A father and his son hiding in the forest in Vietnam since 1973 have been found alive. Ho Van Thanh, a soldier during the Vietnam War, fled into the jungle with his infant son, Ho Van Lang, over forty years ago. Thanh, then 38, fled with his son into the forest during the night when a bomb killed his wife and two other sons in their home in the province of Quang Ngai.
Ho Van Tri, Thanh’s son who had just been born when the bombing occurred and was rescued by another family member, found his father and brother twenty years ago, but could not convince his family members to come out of the forest. He has been taking them various cooking items and utensils for years, but they have never spoken to him. The times he would bring other family members with him to try and persuade them to come out, they would hide.

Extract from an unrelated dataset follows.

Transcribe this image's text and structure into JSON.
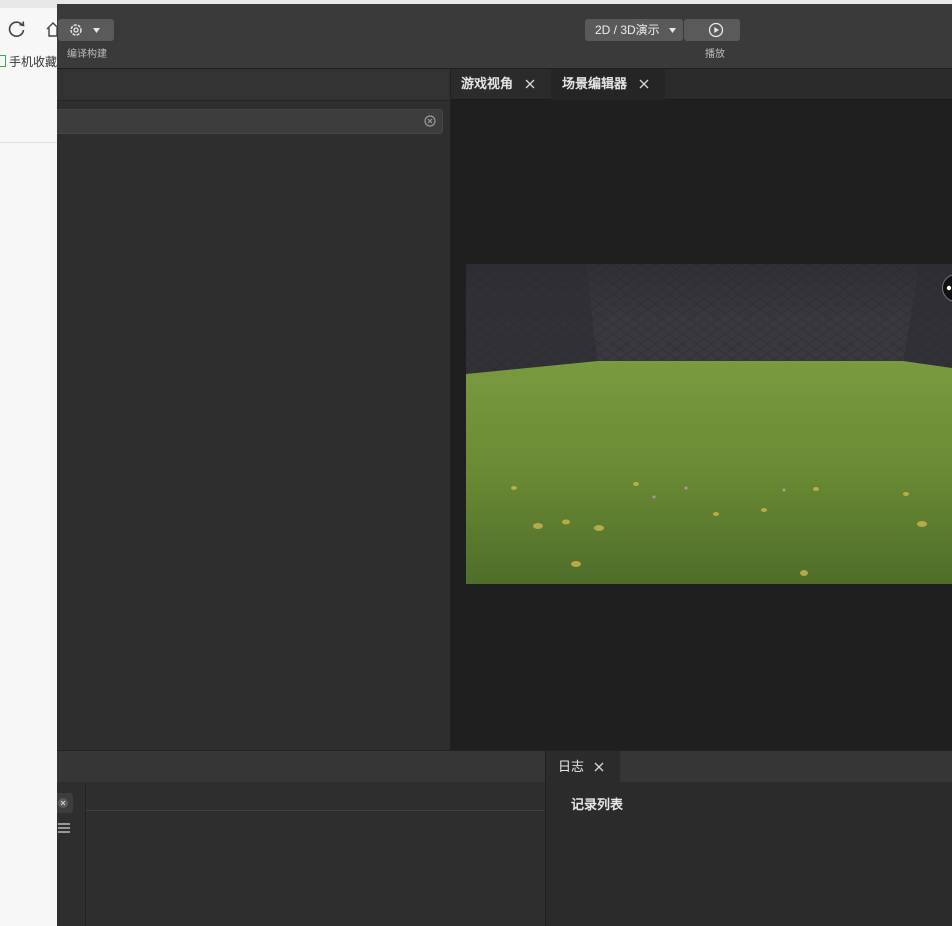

Apparently father and son have been making their own clothing and tools throughout their period of sequester; they have also grown their own crops such as sugarcane and tobacco and live in a tree house that they constructed out of sticks. They even managed to fabricate weapons well enough to hunt.
Thanh, now 82, had to be carried out of the forest on a stretcher-type of contraption made from a hammock, as he is in such poor health. Ho Van Lang, his now-41-year-old son, appears incredibly thin, obviously, smoking tobacco that he grew in the forest. There are no other details at this time on what the men will do now that they are back in society.